My first approach was to create a new rule, whileBody
, to accept break
:
## FIRST TRY
statement → exprStmt
| ifStmt
| printStmt
| whileStmt
| block ;
block → "{" declaration* "}" ;
whileStmt → "while" "(" expression ")" whileBody ;
whileBody → statement
| break ;
break → "break" ";" ;
ifStmt → "if" "(" expression ")" statement ( "else" statement )? ;
But we have to accept break
inside nested loops, if
conditionals etc. What I could imagine is, I'd need a new rule for blocks and conditionals which accept break
:
## SECOND TRY
statement → exprStmt
| ifStmt
| printStmt
| whileStmt
| block ;
block → "{" declaration* "}" ;
whileStmt → "while" "(" expression ")" whileBody ;
whileBody → statement
| break
| whileBlock
| whileIfStmt
whileBlock→ "{" (declaration | break)* "}" ;
whileIfStmt → "if" "(" expression ")" whileBody ( "else" whileBody )? ;
break → "break" ";"
ifStmt → "if" "(" expression ")" statement ( "else" statement )? ;
It is not infeasible for now, but it can be cumbersome to handle it once the language grows. It is boring and error-prone to write even today!

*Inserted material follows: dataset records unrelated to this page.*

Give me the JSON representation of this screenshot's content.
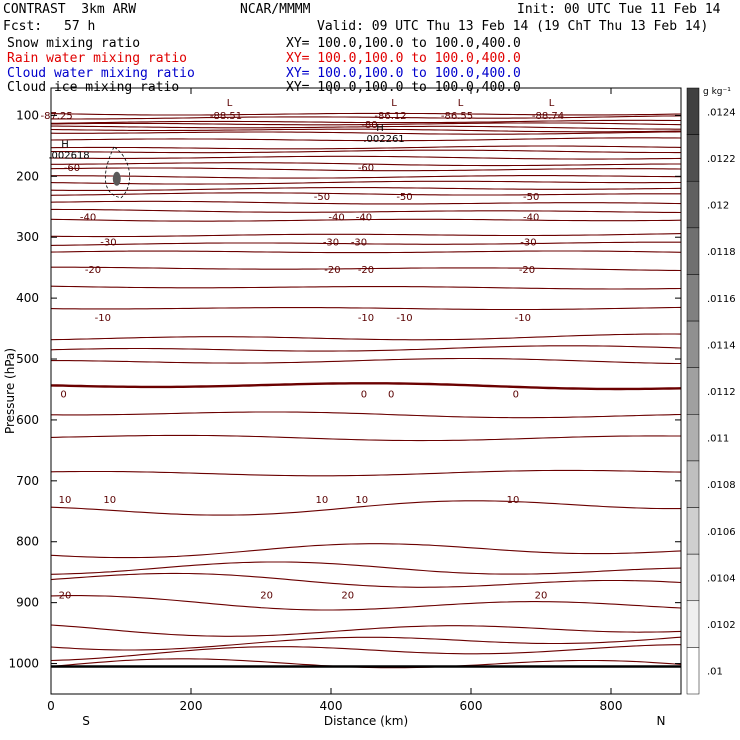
{
  "header": {
    "model": "CONTRAST  3km ARW",
    "org": "NCAR/MMMM",
    "init": "Init: 00 UTC Tue 11 Feb 14",
    "fcst_label": "Fcst:",
    "fcst_value": "57 h",
    "valid": "Valid: 09 UTC Thu 13 Feb 14 (19 ChT Thu 13 Feb 14)",
    "fields": [
      {
        "name": "Snow mixing ratio",
        "xy": "XY= 100.0,100.0 to 100.0,400.0",
        "color": "#000000"
      },
      {
        "name": "Rain water mixing ratio",
        "xy": "XY= 100.0,100.0 to 100.0,400.0",
        "color": "#e00000"
      },
      {
        "name": "Cloud water mixing ratio",
        "xy": "XY= 100.0,100.0 to 100.0,400.0",
        "color": "#0000cc"
      },
      {
        "name": "Cloud ice mixing ratio",
        "xy": "XY= 100.0,100.0 to 100.0,400.0",
        "color": "#000000"
      }
    ]
  },
  "chart_data": {
    "type": "contour",
    "ylabel": "Pressure (hPa)",
    "xlabel": "Distance (km)",
    "x_ticks": [
      0,
      200,
      400,
      600,
      800
    ],
    "y_ticks": [
      100,
      200,
      300,
      400,
      500,
      600,
      700,
      800,
      900,
      1000
    ],
    "xlim": [
      0,
      900
    ],
    "ylim_hPa": [
      55,
      1050
    ],
    "end_labels": {
      "left": "S",
      "right": "N"
    },
    "colorbar": {
      "unit": "g kg⁻¹",
      "ticks": [
        ".0124",
        ".0122",
        ".012",
        ".0118",
        ".0116",
        ".0114",
        ".0112",
        ".011",
        ".0108",
        ".0106",
        ".0104",
        ".0102",
        ".01"
      ],
      "top_color": "#404040",
      "bottom_color": "#ffffff"
    },
    "temperature_labels": [
      {
        "text": "-80",
        "x": 455,
        "p": 114
      },
      {
        "text": "-60",
        "x": 30,
        "p": 185
      },
      {
        "text": "-60",
        "x": 450,
        "p": 185
      },
      {
        "text": "-50",
        "x": 387,
        "p": 232
      },
      {
        "text": "-50",
        "x": 505,
        "p": 232
      },
      {
        "text": "-50",
        "x": 686,
        "p": 232
      },
      {
        "text": "-40",
        "x": 53,
        "p": 266
      },
      {
        "text": "-40",
        "x": 408,
        "p": 266
      },
      {
        "text": "-40",
        "x": 447,
        "p": 266
      },
      {
        "text": "-40",
        "x": 686,
        "p": 266
      },
      {
        "text": "-30",
        "x": 82,
        "p": 307
      },
      {
        "text": "-30",
        "x": 400,
        "p": 307
      },
      {
        "text": "-30",
        "x": 440,
        "p": 307
      },
      {
        "text": "-30",
        "x": 682,
        "p": 307
      },
      {
        "text": "-20",
        "x": 60,
        "p": 352
      },
      {
        "text": "-20",
        "x": 402,
        "p": 352
      },
      {
        "text": "-20",
        "x": 450,
        "p": 352
      },
      {
        "text": "-20",
        "x": 680,
        "p": 352
      },
      {
        "text": "-10",
        "x": 74,
        "p": 431
      },
      {
        "text": "-10",
        "x": 450,
        "p": 431
      },
      {
        "text": "-10",
        "x": 505,
        "p": 431
      },
      {
        "text": "-10",
        "x": 674,
        "p": 431
      },
      {
        "text": "0",
        "x": 18,
        "p": 557
      },
      {
        "text": "0",
        "x": 447,
        "p": 557
      },
      {
        "text": "0",
        "x": 486,
        "p": 557
      },
      {
        "text": "0",
        "x": 664,
        "p": 557
      },
      {
        "text": "10",
        "x": 20,
        "p": 730
      },
      {
        "text": "10",
        "x": 84,
        "p": 730
      },
      {
        "text": "10",
        "x": 387,
        "p": 730
      },
      {
        "text": "10",
        "x": 444,
        "p": 730
      },
      {
        "text": "10",
        "x": 660,
        "p": 730
      },
      {
        "text": "20",
        "x": 20,
        "p": 887
      },
      {
        "text": "20",
        "x": 308,
        "p": 887
      },
      {
        "text": "20",
        "x": 424,
        "p": 887
      },
      {
        "text": "20",
        "x": 700,
        "p": 887
      }
    ],
    "extrema_labels": [
      {
        "text": "-87.25",
        "x": 8,
        "p": 99
      },
      {
        "text": "-88.51",
        "x": 250,
        "p": 99
      },
      {
        "text": "-86.12",
        "x": 485,
        "p": 99
      },
      {
        "text": "-86.55",
        "x": 580,
        "p": 99
      },
      {
        "text": "-88.74",
        "x": 710,
        "p": 99
      }
    ],
    "low_markers": [
      {
        "text": "L",
        "x": 255,
        "p": 78
      },
      {
        "text": "L",
        "x": 490,
        "p": 78
      },
      {
        "text": "L",
        "x": 585,
        "p": 78
      },
      {
        "text": "L",
        "x": 715,
        "p": 78
      }
    ],
    "high_markers": [
      {
        "text": "H",
        "x": 20,
        "p": 153,
        "value": ".002618"
      },
      {
        "text": "H",
        "x": 470,
        "p": 126,
        "value": ".002261"
      }
    ]
  }
}
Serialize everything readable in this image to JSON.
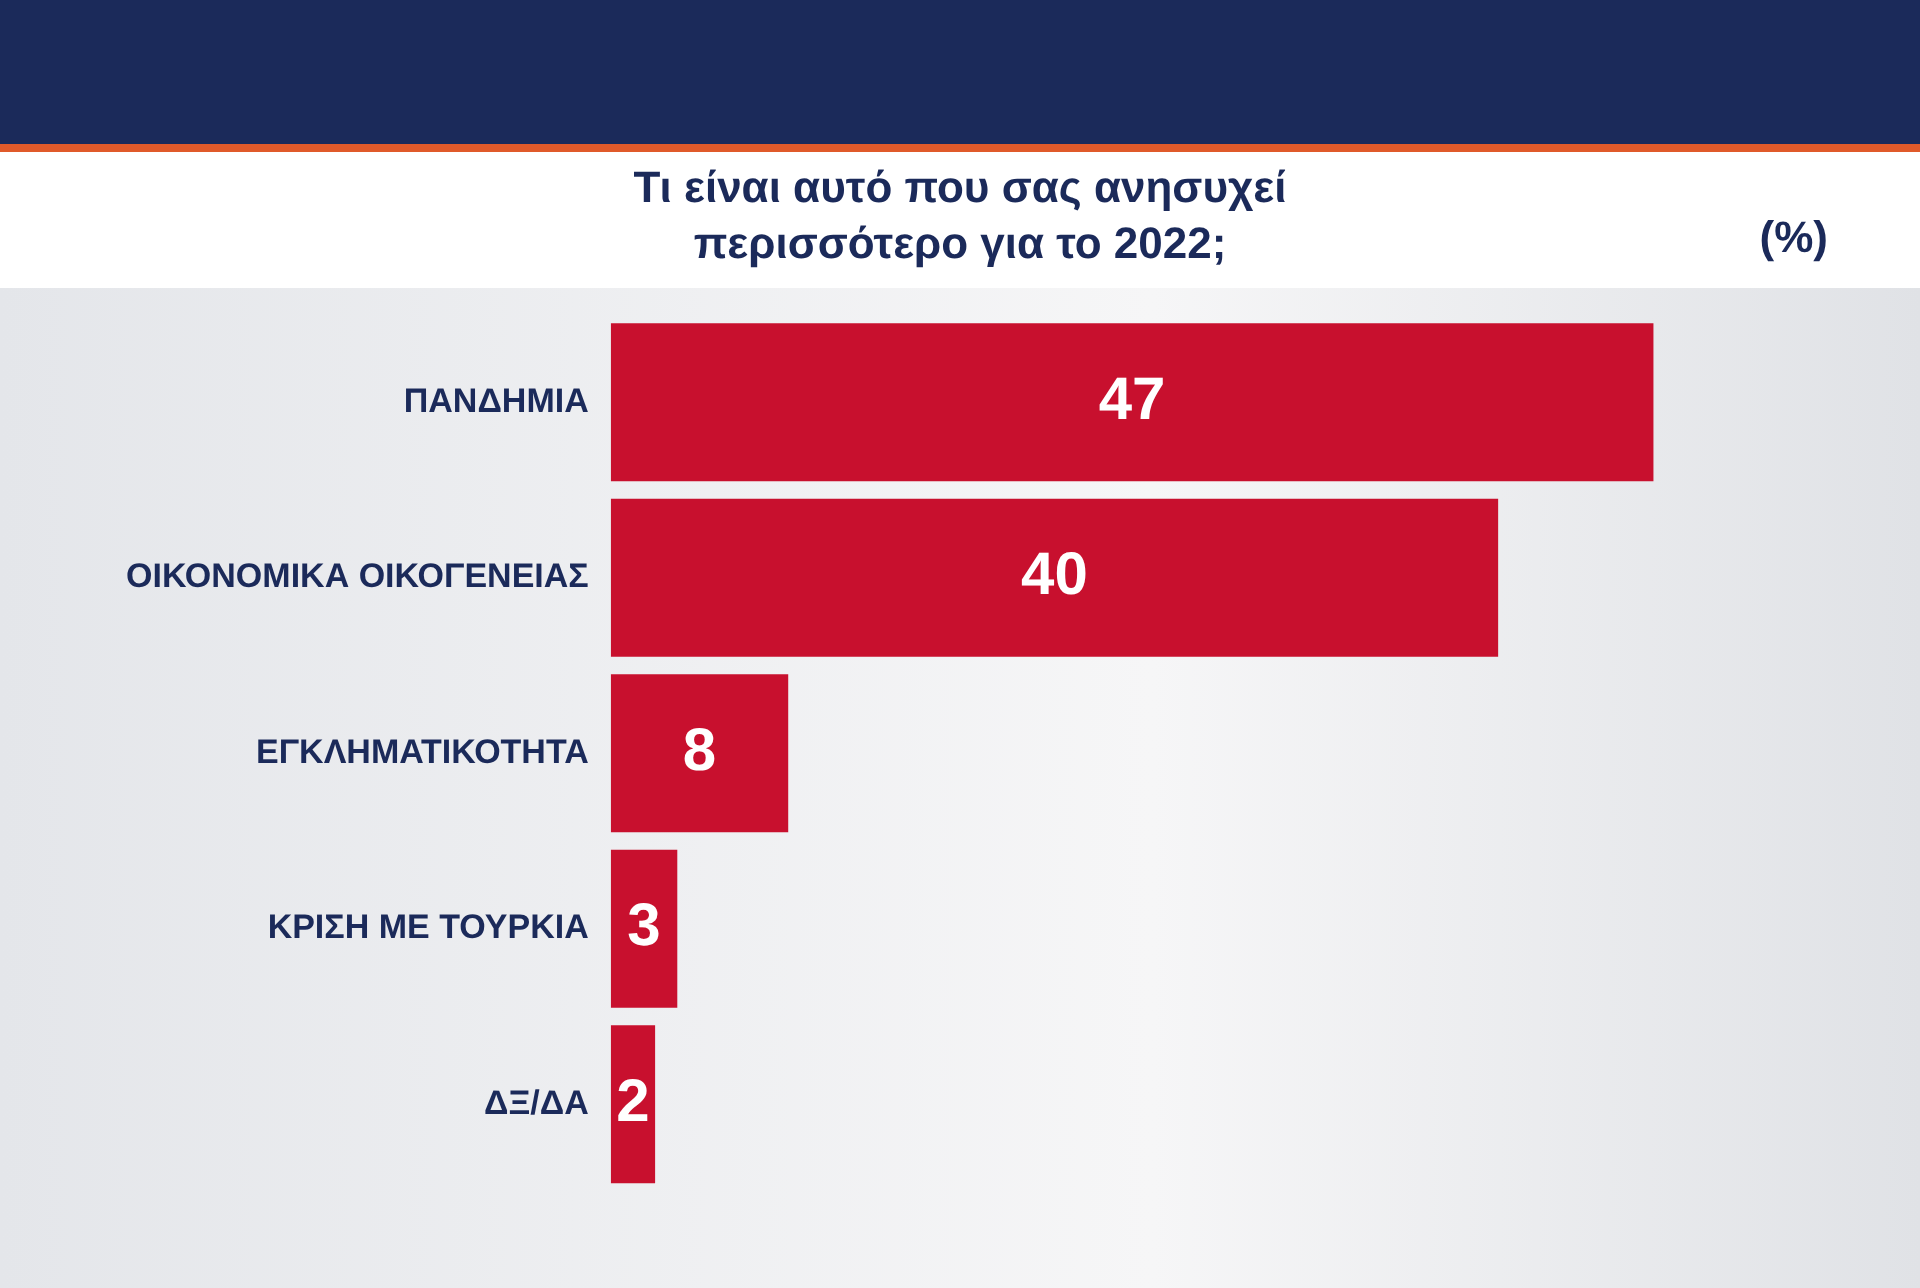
{
  "chart_data": {
    "type": "bar",
    "orientation": "horizontal",
    "title": "Τι είναι αυτό που σας ανησυχεί\nπερισσότερο για το 2022;",
    "annotations": [
      "(%)"
    ],
    "categories": [
      "ΠΑΝΔΗΜΙΑ",
      "ΟΙΚΟΝΟΜΙΚΑ ΟΙΚΟΓΕΝΕΙΑΣ",
      "ΕΓΚΛΗΜΑΤΙΚΟΤΗΤΑ",
      "ΚΡΙΣΗ ΜΕ ΤΟΥΡΚΙΑ",
      "ΔΞ/ΔΑ"
    ],
    "values": [
      47,
      40,
      8,
      3,
      2
    ],
    "color": "#c8102e",
    "data_labels": true,
    "grid": false,
    "legend": false,
    "tick_labels": "y"
  }
}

I looked for inspiration in C and Java BNF specifications. Apparently, none of those specifications prohibit the break
outside loop. I guess their parsers have ad hoc code to prevent that. So, I followed suit and added code into the parser to prevent break
outside loops.
TL;DR
My questions are:
- Would the approach of my second try even work? In other words, could a recursive descent parser handle a
break
statement that only appears inside loops? - Is there a more practical way to bake the
break
command inside a syntax specification? - Or the standard way is indeed to change a parser to prevent breaks outside loops while parsing?